When you're ready to sell your stock media, the first step is to decide which sites you'll sell on. There are several sites with which you might collaborate:
  • iStock and Getty Images (images & footage)
  • Shutterstock (pictures & footage) (images & footage)
  • Envato (images, film, audio, etc) (images, footage, music, more)
  • Pond5 (pictures, film, audio) (images, footage, music)
  • Storyblocks (images, footage, music)
  • Alamy (images) 
  • Dreamstime (pictures & film) (images & footage)
There are other additional sites, but these are the big ones where anyone may begin selling stock media. There are other aggregator services, like as BlackBox, that allow you to post your film to a single platform and then farm it out to various sites. This lowers the number of sites you must interact with to one, simplifying the procedure.

There's no reason not to join as many of these platforms as you want—you're licensing your work, not selling it to them, so the same video, music, or images can appear on several sites. Some sites will pay you more for unique content, which is worth considering, and some sites want a permanent license, which means you can't delete media afterwards.

TIPS

Consider the following to get the most out of your stock selling:

Quality over Quantity. While large volume can help you enhance your search results and earn more money, flooding sites with low-quality rubbish will not help you. Consider that a portion of the algorithm used by stock sites analyzes how frequently your work sells, so having a number of poor photographs that no one buys on a site would gradually bury you in the listings, lowering your odds of ever selling anything. Be selective, and keep in mind that higher-resolution photographs and movies will always perform better.

Find your specialty. If you search for "babies" on Shutterstock right now, you'll receive over 5 million results, so if you're attempting to sell some photographs of kids, you'd better have a hook that will make your material stand out. Higher still, look for a non-oversaturated category—the more particular and niche your work is, the better chance you'll have of sticking out in a crowded sector.

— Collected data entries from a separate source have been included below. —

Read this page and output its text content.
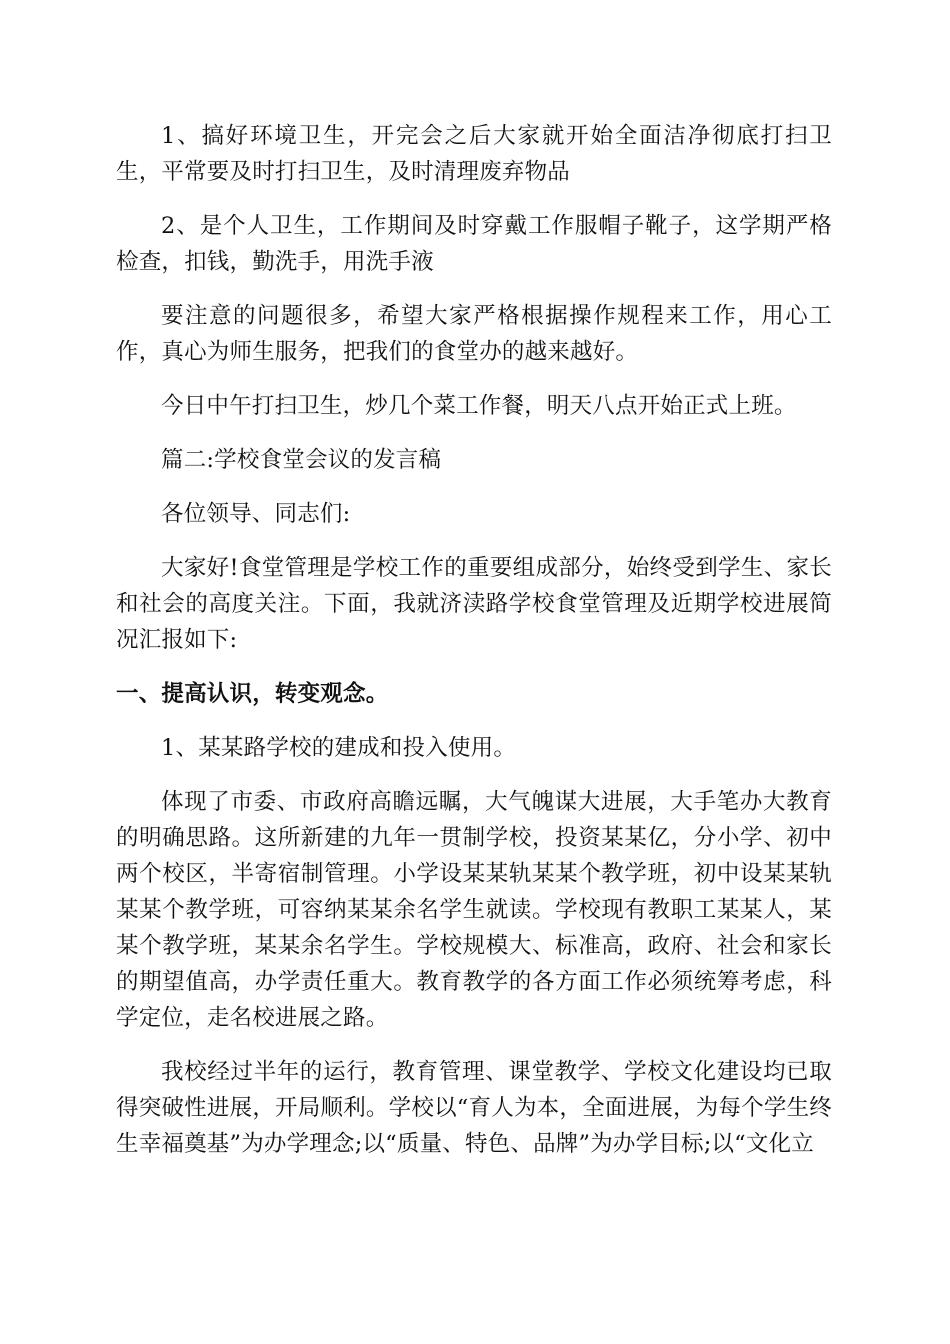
1、搞好环境卫生，开完会之后大家就开始全面洁净彻底打扫卫生，平常要及时打扫卫生，及时清理废弃物品

2、是个人卫生，工作期间及时穿戴工作服帽子靴子，这学期严格检查，扣钱，勤洗手，用洗手液

要注意的问题很多，希望大家严格根据操作规程来工作，用心工作，真心为师生服务，把我们的食堂办的越来越好。

今日中午打扫卫生，炒几个菜工作餐，明天八点开始正式上班。

篇二:学校食堂会议的发言稿

各位领导、同志们:

大家好!食堂管理是学校工作的重要组成部分，始终受到学生、家长和社会的高度关注。下面，我就济渎路学校食堂管理及近期学校进展简况汇报如下:

一、提高认识，转变观念。

1、某某路学校的建成和投入使用。

体现了市委、市政府高瞻远瞩，大气魄谋大进展，大手笔办大教育的明确思路。这所新建的九年一贯制学校，投资某某亿，分小学、初中两个校区，半寄宿制管理。小学设某某轨某某个教学班，初中设某某轨某某个教学班，可容纳某某余名学生就读。学校现有教职工某某人，某某个教学班，某某余名学生。学校规模大、标准高，政府、社会和家长的期望值高，办学责任重大。教育教学的各方面工作必须统筹考虑，科学定位，走名校进展之路。

我校经过半年的运行，教育管理、课堂教学、学校文化建设均已取得突破性进展，开局顺利。学校以“育人为本，全面进展，为每个学生终生幸福奠基”为办学理念;以“质量、特色、品牌”为办学目标;以“文化立
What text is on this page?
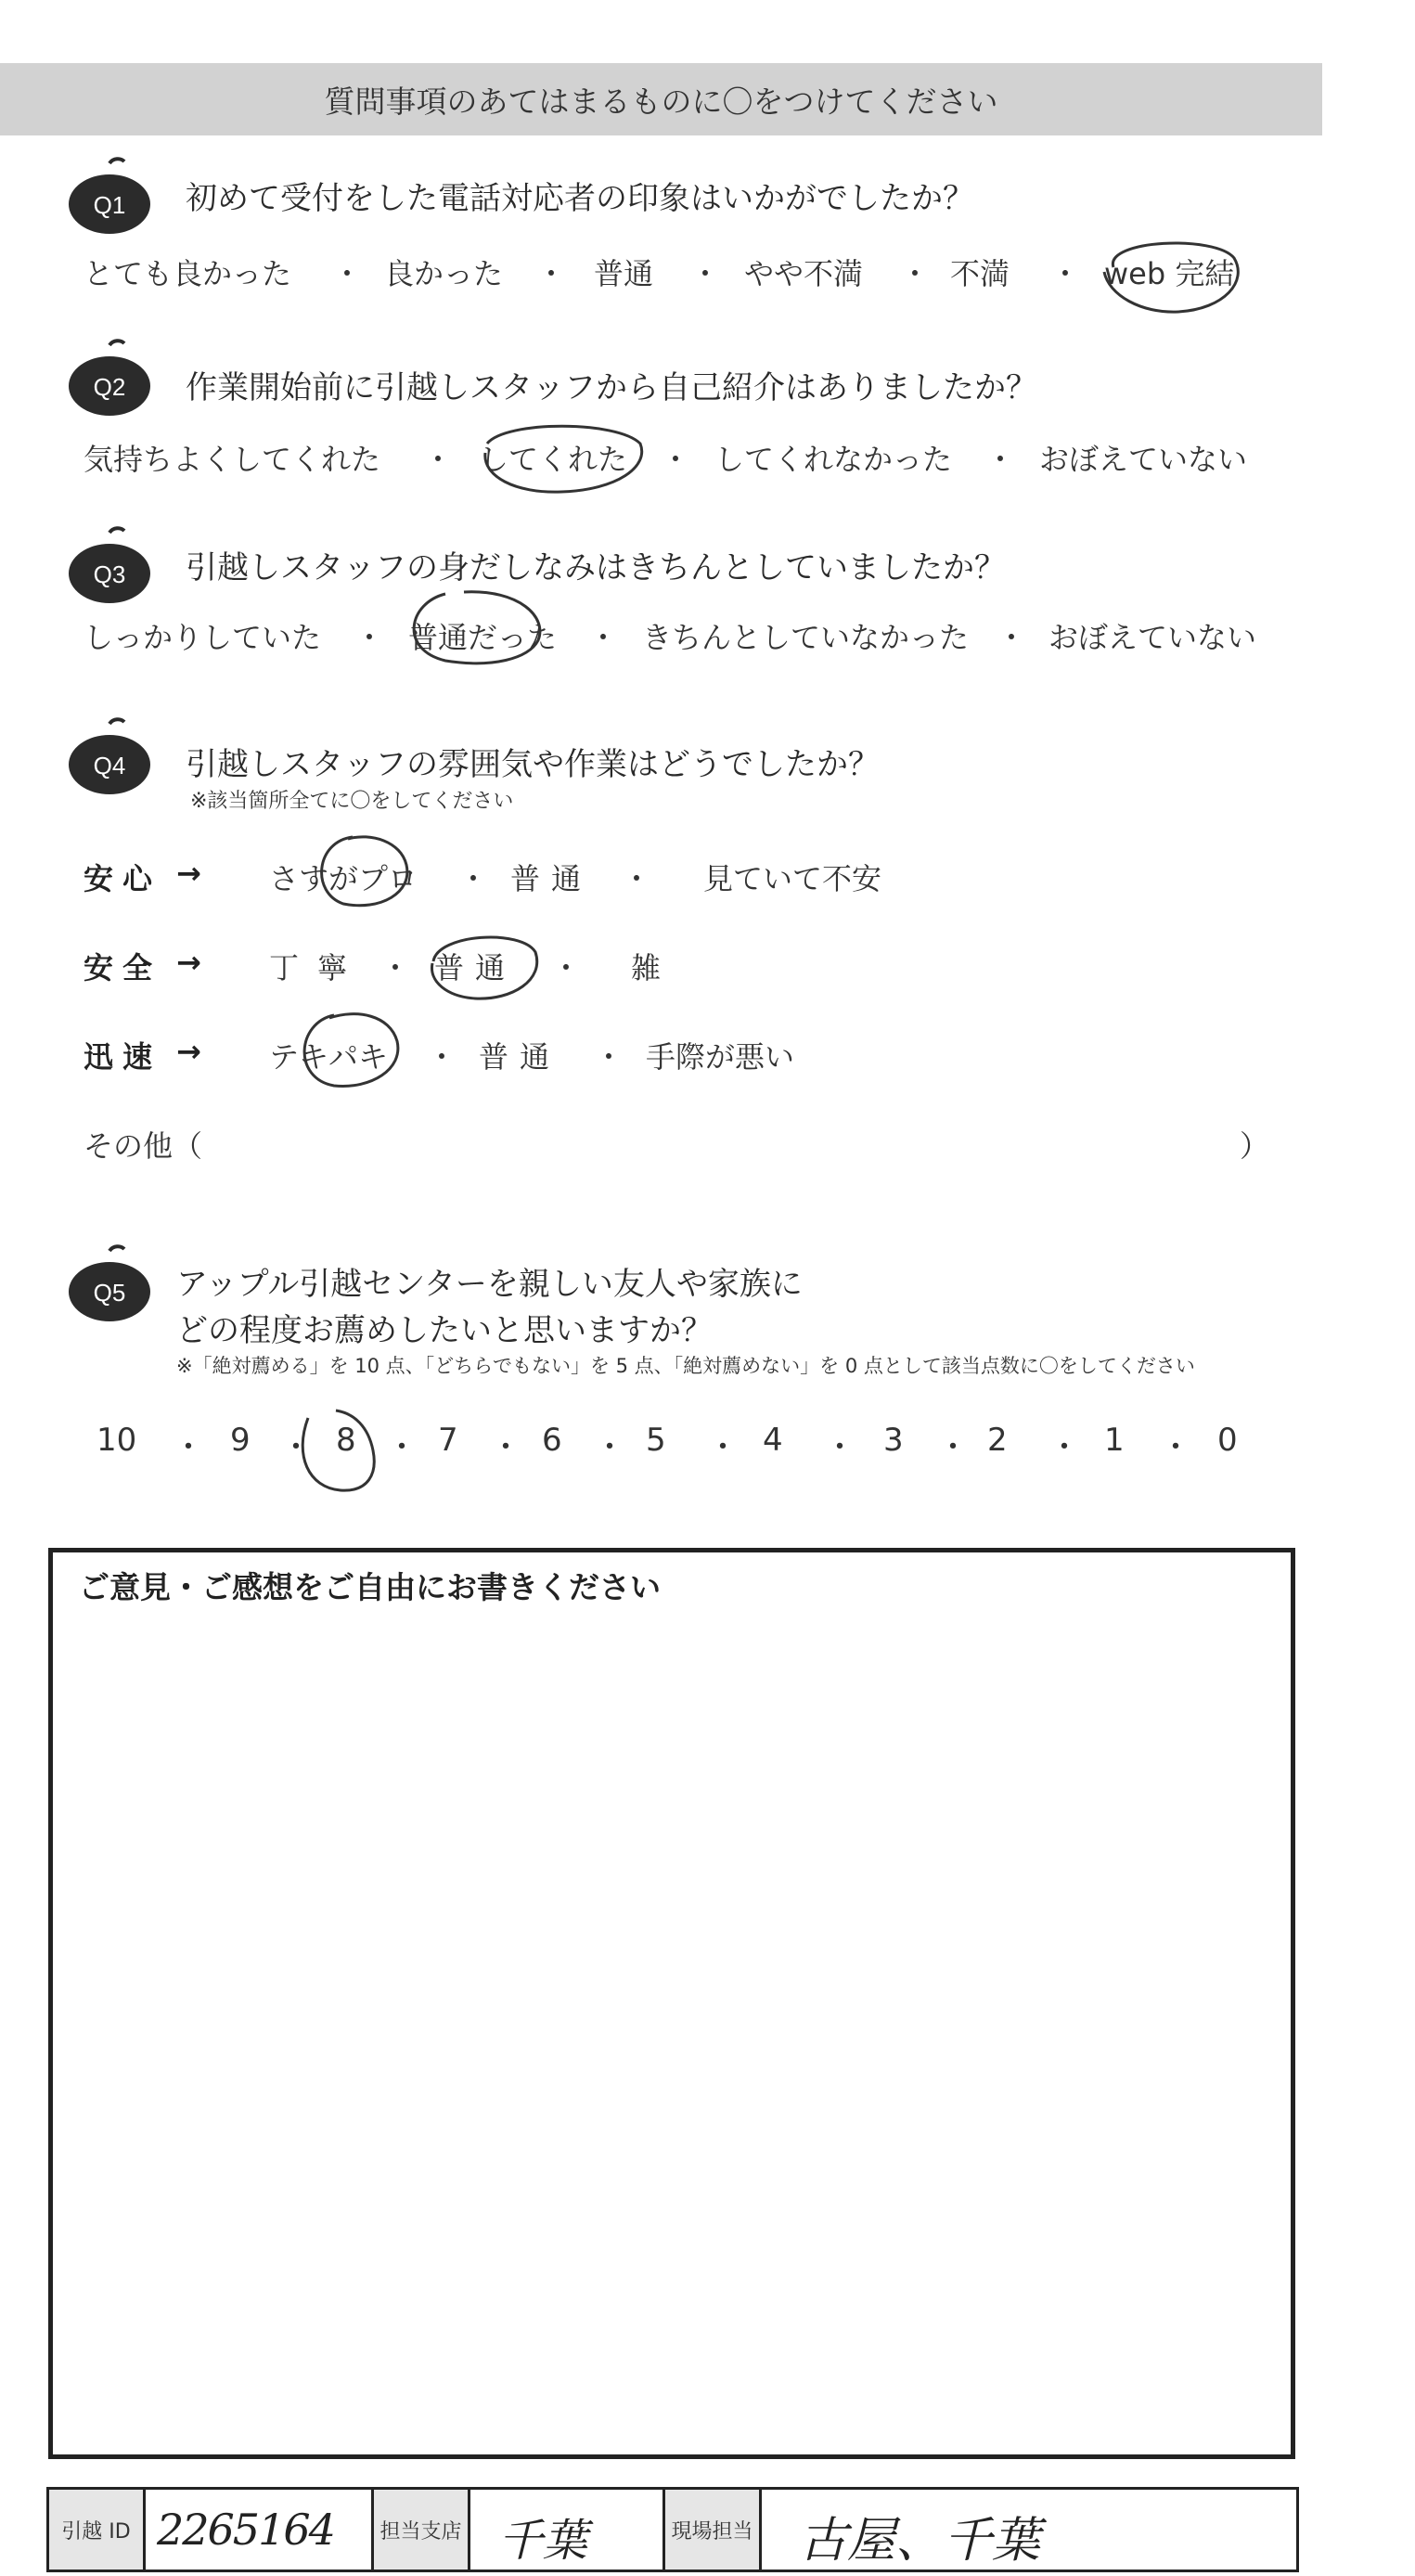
質問事項のあてはまるものに〇をつけてください
Q1 初めて受付をした電話対応者の印象はいかがでしたか？
とても良かった ・ 良かった ・ 普通 ・ やや不満 ・ 不満 ・ web 完結
Q2 作業開始前に引越しスタッフから自己紹介はありましたか？
気持ちよくしてくれた ・ してくれた ・ してくれなかった ・ おぼえていない
Q3 引越しスタッフの身だしなみはきちんとしていましたか？
しっかりしていた ・ 普通だった ・ きちんとしていなかった ・ おぼえていない
Q4 引越しスタッフの雰囲気や作業はどうでしたか？
※該当箇所全てに〇をしてください
安心 → さすがプロ ・ 普通 ・ 見ていて不安
安全 → 丁寧 ・ 普通 ・ 雑
迅速 → テキパキ ・ 普通 ・ 手際が悪い
その他（	）
Q5 アップル引越センターを親しい友人や家族に
どの程度お薦めしたいと思いますか？
※「絶対薦める」を 10 点、「どちらでもない」を 5 点、「絶対薦めない」を 0 点として該当点数に〇をしてください
10 ・ 9 ・ 8 ・ 7 ・ 6 ・ 5 ・ 4 ・ 3 ・ 2 ・ 1 ・ 0
ご意見・ご感想をご自由にお書きください
引越 ID 2265164 担当支店 千葉	現場担当 古屋、千葉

Complete the metadata. When you submit stock, you must provide information such as keywords and other descriptions. Don't scrimp on keywords; the more particular you are, the simpler it will be for customers to locate exactly what they're searching for. That being said, don't "stuff" keywords in there that have nothing to do with your material in order to appear in searches—it won't work and may harm your rankings with the site's algorithm.

Prepare yourself emotionally. Selling your work as stock may be a surprisingly emotional process if you're a creative type. It's mostly anonymous, and once licensed, individuals may do pretty much whatever they want with your work—editing, altering, and utilizing it in unexpected ways. Make certain that you are prepared.

If you're prolific, creative, and devoted, selling your images, music, and film as stock may earn you a nice living. It can be difficult to get started, as with any passive income, but it can also be rewarding.